Unable to render Jira issues macro, execution error.

Release<Flink Version>

Please keep the discussion on the mailing list rather than commenting on the wiki (wiki discussions get unwieldy fast).

Motivation

Flink Autoscaling with the Kubernetes Operator relies on a set of metrics to scale up and down the sources. The algorithm currently works well with the Kafka sources since it provides metrics that track backlog and the maximum source parallelism. 

Users also need efficient autoscaling for other sources like Iceberg. However, pendingRecords is currently only reported by the SourceReader and doesn’t cover the case for sources that only the SourceEnumerator can calculate those metrics e.g. bounded split implementations like Iceberg.

Another challenge is obtaining the maximum parallelism. For the Kafka sources, the autoscaling implementation uses a Kafka specific metric to determine the upper limit for scaling. Flink already provides a metric unassignedSplits that give a signal of the remaining splits to assign but it is missing the number of currently assigned splits to obtain the total splits.

Public Interfaces

This FLIP requires changes to SplitEnumeratorMetricGroup and SourceReaderMetricGroup, adding methods to set two metrics for pendingRecords and assignedSplits


How to determine the maximum number of splits...

numAssigned

numSplitsProcessed

numSplitsProcessed

numSplitsProcessedPerSecond



@PublicEvolving
public interface SplitEnumeratorMetricGroup extends OperatorCoordinatorMetricGroup {
	<G extends Gauge<Long>> G setUnassignedSplitsGauge(G unassignedSplitsGauge);
	
	/** new addition */
	void setPendingRecordsGauge(Gauge<Long> pendingRecordsGauge);
}
@PublicEvolving
public interface SourceReaderMetricGroup extends OperatorMetricGroup {
	Counter getNumRecordsInErrorsCounter();
	void setPendingBytesGauge(Gauge<Long> pendingBytesGauge);
	void setPendingRecordsGauge(Gauge<Long> pendingRecordsGauge);
	
	/** new addition */
	void setAssignedSplitsGauge(Gauge<Long> assignedSplitsGauge);
}

Proposed Changes

Flink Connector Framework

  1. Add the setters setPendingRecordsGauge and setAssignedSplitsGauge  in the SplitEnumeratorMetricGroup and SourceReaderMetricGroup.
  2. Implement setter API in the InternalSplitEnumeratorMetricGroup.
  3. Implement setter API in the InternalSourceReaderMetricGroup.
  4. Add functionality to SourceReaderBase to report assignedSplitsGauge, this is already possible via getNumberOfCurrentlyAssignedSplits.

Flink Kubernetes Operator

  1. Support retrieving pendingRecords metrics that comes from the enumerator.
  2. Generalize the logic to determine the upper limit for source parallelism.

Flink Connectors

  1. Implement metrics in
    1. FileSource
    2. HybridSource
    3. NumberSequenceSource
    4. DataGeneratorSource
    5. KafkaSource

Compatibility, Deprecation, and Migration Plan

Just like the other standardized connector metrics, these are opt-in and will not cause any backward incompatible behavior as such. Autoscaling will still work for sources without these metrics by relying on the busyness metrics and will not work as efficiently until they opt-in to reporting these metrics.

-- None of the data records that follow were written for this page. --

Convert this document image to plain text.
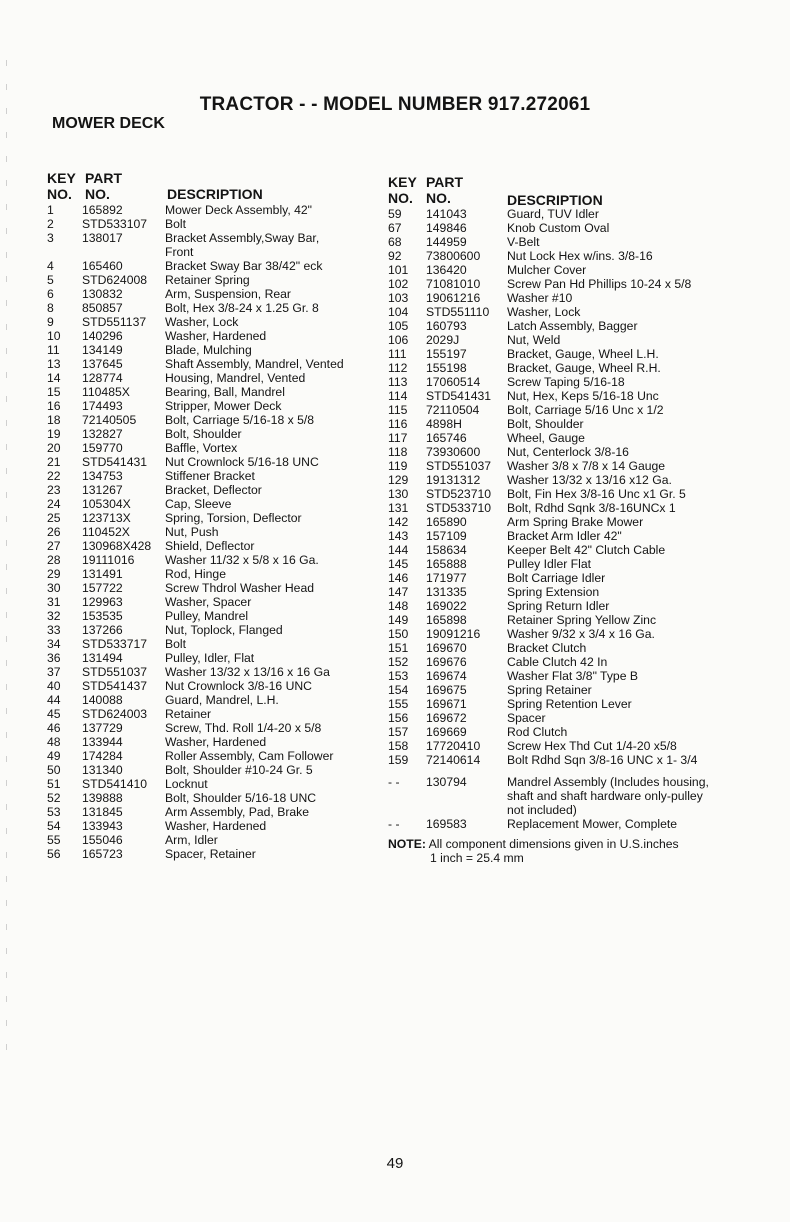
TRACTOR - - MODEL NUMBER 917.272061
MOWER DECK
KEY
NO.
PART
NO.	DESCRIPTION
1 165892	Mower Deck Assembly, 42"
2 STD533107 Bolt
3 138017	Bracket Assembly,Sway Bar, Front
4 165460	Bracket Sway Bar 38/42" eck
5 STD624008 Retainer Spring
6 130832	Arm, Suspension, Rear
8 850857	Bolt, Hex 3/8-24 x 1.25 Gr. 8
9 STD551137 Washer, Lock
10 140296	Washer, Hardened
11 134149	Blade, Mulching
13 137645	Shaft Assembly, Mandrel, Vented
14 128774	Housing, Mandrel, Vented
15 110485X	Bearing, Ball, Mandrel
16 174493	Stripper, Mower Deck
18 72140505 Bolt, Carriage 5/16-18 x 5/8
19 132827	Bolt, Shoulder
20 159770	Baffle, Vortex
21 STD541431 Nut Crownlock 5/16-18 UNC
22 134753	Stiffener Bracket
23 131267	Bracket, Deflector
24 105304X	Cap, Sleeve
25 123713X	Spring, Torsion, Deflector
26 110452X	Nut, Push
27 130968X428 Shield, Deflector
28 19111016	Washer 11/32 x 5/8 x 16 Ga.
29 131491	Rod, Hinge
30 157722	Screw Thdrol Washer Head
31 129963	Washer, Spacer
32 153535	Pulley, Mandrel
33 137266	Nut, Toplock, Flanged
34 STD533717 Bolt
36 131494	Pulley, Idler, Flat
37 STD551037 Washer 13/32 x 13/16 x 16 Ga
40 STD541437 Nut Crownlock 3/8-16 UNC
44 140088	Guard, Mandrel, L.H.
45 STD624003 Retainer
46 137729	Screw, Thd. Roll 1/4-20 x 5/8
48 133944	Washer, Hardened
49 174284	Roller Assembly, Cam Follower
50 131340	Bolt, Shoulder #10-24 Gr. 5
51 STD541410 Locknut
52 139888	Bolt, Shoulder 5/16-18 UNC
53 131845	Arm Assembly, Pad, Brake
54 133943	Washer, Hardened
55 155046	Arm, Idler
56 165723	Spacer, Retainer
KEY
NO.
PART
NO.	DESCRIPTION
59 141043	Guard, TUV Idler
67 149846	Knob Custom Oval
68 144959	V-Belt
92 73800600 Nut Lock Hex w/ins. 3/8-16
101 136420	Mulcher Cover
102 71081010 Screw Pan Hd Phillips 10-24 x 5/8
103 19061216 Washer #10
104 STD551110 Washer, Lock
105 160793	Latch Assembly, Bagger
106 2029J	Nut, Weld
111 155197	Bracket, Gauge, Wheel L.H.
112 155198	Bracket, Gauge, Wheel R.H.
113 17060514 Screw Taping 5/16-18
114 STD541431 Nut, Hex, Keps 5/16-18 Unc
115 72110504 Bolt, Carriage 5/16 Unc x 1/2
116 4898H	Bolt, Shoulder
117 165746	Wheel, Gauge
118 73930600 Nut, Centerlock 3/8-16
119 STD551037 Washer 3/8 x 7/8 x 14 Gauge
129 19131312 Washer 13/32 x 13/16 x12 Ga.
130 STD523710 Bolt, Fin Hex 3/8-16 Unc x1 Gr. 5
131 STD533710 Bolt, Rdhd Sqnk 3/8-16UNCx 1
142 165890	Arm Spring Brake Mower
143 157109	Bracket Arm Idler 42"
144 158634	Keeper Belt 42" Clutch Cable
145 165888	Pulley Idler Flat
146 171977	Bolt Carriage Idler
147 131335	Spring Extension
148 169022	Spring Return Idler
149 165898	Retainer Spring Yellow Zinc
150 19091216 Washer 9/32 x 3/4 x 16 Ga.
151 169670	Bracket Clutch
152 169676	Cable Clutch 42 In
153 169674	Washer Flat 3/8" Type B
154 169675	Spring Retainer
155 169671	Spring Retention Lever
156 169672	Spacer
157 169669	Rod Clutch
158 17720410 Screw Hex Thd Cut 1/4-20 x5/8
159 72140614 Bolt Rdhd Sqn 3/8-16 UNC x 1- 3/4
- - 130794	Mandrel Assembly (Includes housing, shaft and shaft hardware only-pulley not included)
- - 169583	Replacement Mower, Complete
NOTE: All component dimensions given in U.S.inches
1 inch = 25.4 mm
49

We will only implement this for FLIP 27 sources.

Test Plan

Unit tests in Core Flink and Flink Kubernetes Operator repos.

Rejected Alternatives

  1. Unify where the pendingRecords metric is reported (enumerator vs reader).

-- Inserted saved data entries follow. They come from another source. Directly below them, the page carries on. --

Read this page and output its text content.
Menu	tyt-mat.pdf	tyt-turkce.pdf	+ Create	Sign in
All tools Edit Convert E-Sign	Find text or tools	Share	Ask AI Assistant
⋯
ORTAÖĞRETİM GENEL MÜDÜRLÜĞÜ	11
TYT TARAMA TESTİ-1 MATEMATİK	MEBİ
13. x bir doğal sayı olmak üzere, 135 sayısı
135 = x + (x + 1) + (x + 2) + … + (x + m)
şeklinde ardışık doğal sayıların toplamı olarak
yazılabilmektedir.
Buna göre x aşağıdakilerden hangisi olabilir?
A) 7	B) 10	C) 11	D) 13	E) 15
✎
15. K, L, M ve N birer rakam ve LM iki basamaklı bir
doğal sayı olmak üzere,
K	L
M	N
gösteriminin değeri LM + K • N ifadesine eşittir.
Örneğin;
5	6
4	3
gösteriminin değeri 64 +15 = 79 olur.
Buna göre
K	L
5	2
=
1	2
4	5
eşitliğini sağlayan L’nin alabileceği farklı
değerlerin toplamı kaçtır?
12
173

    For unbounded splits like Kafka/Pulsar partitions, it would be difficult to calculate these outside of the readers--thus requiring additional RPCs to communicate this to the enumerator if we wanted to unify. We would also need to introduce configuration to emit these events periodically, complicating the design.

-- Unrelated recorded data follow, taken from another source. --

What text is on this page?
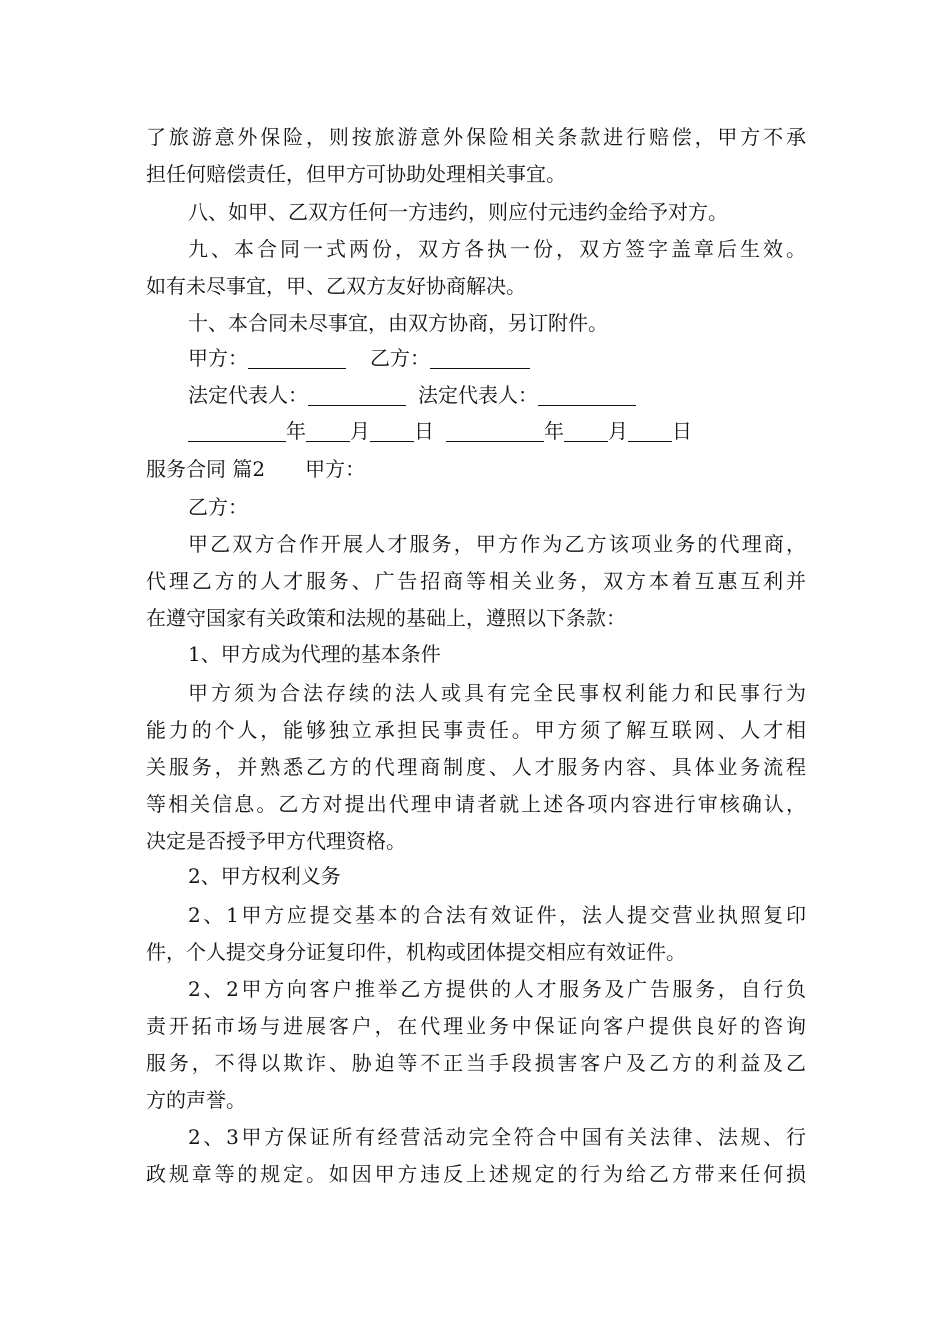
了旅游意外保险，则按旅游意外保险相关条款进行赔偿，甲方不承
担任何赔偿责任，但甲方可协助处理相关事宜。
八、如甲、乙双方任何一方违约，则应付元违约金给予对方。
九、本合同一式两份，双方各执一份，双方签字盖章后生效。
如有未尽事宜，甲、乙双方友好协商解决。
十、本合同未尽事宜，由双方协商，另订附件。
甲方：	乙方：
法定代表人：	法定代表人：
年 月 日	年 月 日
服务合同 篇2 甲方：
乙方：
甲乙双方合作开展人才服务，甲方作为乙方该项业务的代理商，
代理乙方的人才服务、广告招商等相关业务，双方本着互惠互利并
在遵守国家有关政策和法规的基础上，遵照以下条款：
1、甲方成为代理的基本条件
甲方须为合法存续的法人或具有完全民事权利能力和民事行为
能力的个人，能够独立承担民事责任。甲方须了解互联网、人才相
关服务，并熟悉乙方的代理商制度、人才服务内容、具体业务流程
等相关信息。乙方对提出代理申请者就上述各项内容进行审核确认，
决定是否授予甲方代理资格。
2、甲方权利义务
2、1甲方应提交基本的合法有效证件，法人提交营业执照复印
件，个人提交身分证复印件，机构或团体提交相应有效证件。
2、2甲方向客户推举乙方提供的人才服务及广告服务，自行负
责开拓市场与进展客户，在代理业务中保证向客户提供良好的咨询
服务，不得以欺诈、胁迫等不正当手段损害客户及乙方的利益及乙
方的声誉。
2、3甲方保证所有经营活动完全符合中国有关法律、法规、行
政规章等的规定。如因甲方违反上述规定的行为给乙方带来任何损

    For bounded splits like File/Iceberg splits, the individual readers have no context about what remains.

    Thus, I propose to report this metric from enumerator and reader in the way that is easiest for the specific connector and handle both metricGroups in the autoscaling implementation.

  2. Tracking assigned splits in the enumerator
    We need to track this in the SourceReaders since splits can be "completed" and this is only tracked by readers. There are some poll based sources that only take 1 split and poll for another when completed, but we cannot make that assumption in general (i.e. request split when a split is completed). So, this needs to be tracked in the reader.